Simple security improvement?

  • toerning

    (@toerning)


    9 years, 8 months ago

    Recently I have been using the Wordfence security plugin (free version). One feature is the option to lock out anyone, who tries to sign in with a non-existing username. I (voluntary) get a mail every time that happens and thats quite often, since I chose to delete the default “admin” account soon after completing my install.

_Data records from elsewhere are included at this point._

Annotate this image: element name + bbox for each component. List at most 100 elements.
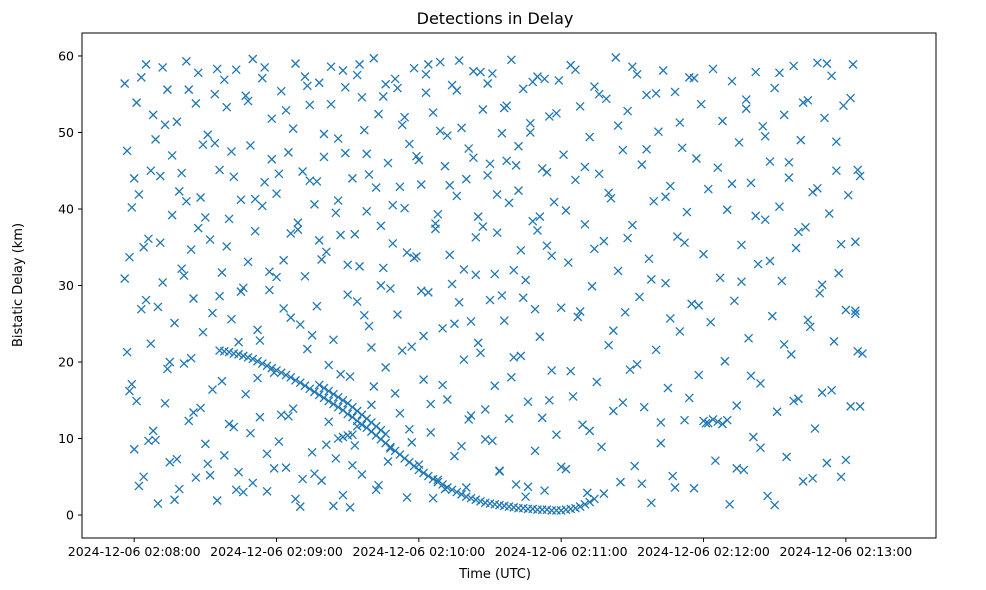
data-point [616,477,625,487]
data-point [694,300,704,310]
data-point [578,420,587,430]
data-point [758,121,768,131]
data-point [689,73,699,83]
data-point [487,69,497,79]
data-point [381,79,391,89]
data-point [333,196,343,206]
data-point [604,188,614,198]
data-point [442,395,452,404]
data-point [435,57,445,67]
data-point [146,339,156,349]
data-point [362,149,372,159]
data-point [319,383,329,393]
data-point [608,326,618,336]
data-point [165,457,175,467]
data-point [404,424,414,434]
data-point [608,406,618,416]
data-point [400,203,410,213]
data-point [841,305,851,315]
data-point [234,337,244,347]
data-point [533,225,542,235]
data-point [243,96,253,106]
data-point [307,447,317,457]
data-point [243,257,253,267]
data-point [314,380,324,390]
data-point [850,237,860,247]
data-point [734,137,744,147]
data-point [445,180,455,190]
data-point [326,62,336,72]
data-point [563,258,573,268]
data-point [291,59,300,69]
data-point [438,380,448,390]
data-point [611,53,621,62]
data-point [675,326,685,336]
data-point [729,296,739,306]
data-point [355,59,365,69]
data-point [162,364,172,374]
data-point [208,385,217,395]
data-point [452,85,462,95]
data-point [324,360,334,370]
data-point [720,356,730,366]
data-point [222,242,232,251]
data-point [300,271,310,281]
data-point [305,384,315,394]
data-point [449,319,459,329]
data-point [454,297,464,307]
data-point [167,210,177,220]
data-point [741,95,751,105]
data-point [369,382,379,391]
data-point [793,394,803,404]
data-point [829,336,839,346]
data-point [725,499,735,509]
data-point [331,453,341,463]
data-point [566,366,576,376]
data-point [765,256,775,266]
data-point [658,66,668,75]
data-point [680,238,690,248]
data-point [644,254,654,264]
data-point [476,67,485,77]
chart-title: Detections in Delay [417,9,574,28]
data-point [357,470,367,479]
data-point [352,421,362,431]
data-point [148,110,158,120]
data-point [457,441,467,451]
data-point [594,89,604,99]
data-point [485,295,495,305]
data-point [853,346,863,356]
data-point [435,126,445,136]
data-point [345,502,355,512]
data-point [848,59,858,69]
data-point [440,161,450,171]
data-point [245,141,255,150]
data-point [492,228,502,238]
data-point [419,375,429,385]
data-point [222,102,232,112]
data-point [495,466,504,476]
data-point [831,166,841,176]
data-point [226,147,236,157]
data-point [651,345,661,355]
data-point [238,487,248,497]
data-point [516,245,526,255]
data-point [839,101,848,111]
data-point [521,492,531,502]
data-point [364,170,374,180]
data-point [853,165,863,175]
data-point [599,489,609,499]
data-point [160,398,170,408]
data-point [544,395,554,405]
data-point [288,124,298,134]
data-point [556,462,566,472]
data-point [528,77,538,87]
data-point [850,306,860,316]
data-point [682,207,692,217]
data-point [264,285,274,295]
data-point [461,492,471,502]
data-point [597,442,606,452]
data-point [737,277,746,287]
data-point [528,216,538,226]
data-point [255,336,265,346]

    Here is my idea (I tried to search the forum), I suggest, that you force users to pick a random url for the admin. Today all installs use “wp-admin” slug, but if possible, I would like to define my own url for the admin. Can this be done without changing the files and folders? Would it break autoupdates ect.?

    I am no cryptographer, but if hackers don’t even know where to try and recover a password or sign in, does that not on a practical level enhance security a bit?

Viewing 2 replies - 1 through 2 (of 2 total)
  • catacaustic

    (@catacaustic)

    9 years, 8 months ago

    In theory it sounds good, but in practice it doesn’t work. Security through obscurity is one of the least secure security concepts. With changing the admin URL the best that it will do is give hackers a few 404’s before they find something that does work, and at worst will have 1,000’s of users out there forget what the admin URL of their site is. And yes, they will forget!

    The security plugin that you’re using combinied with some server firewalls and a good server admin person will give a lot better secutiry then changing a URL will. And when the URl is known, it’s a whole lot easier to find out who is trying to break into it, and stop their attempts next time.

    ANTi-CAP

    (@anti-cap)

    9 years, 7 months ago

    That feature is already in iThemes Sec package.

    A fake admin section/login in the obvious place also works well IME, with an IP/user agent logger. A honey pot.

    Regards,
    A

Viewing 2 replies - 1 through 2 (of 2 total)
  • The topic ‘Simple security improvement?’ is closed to new replies.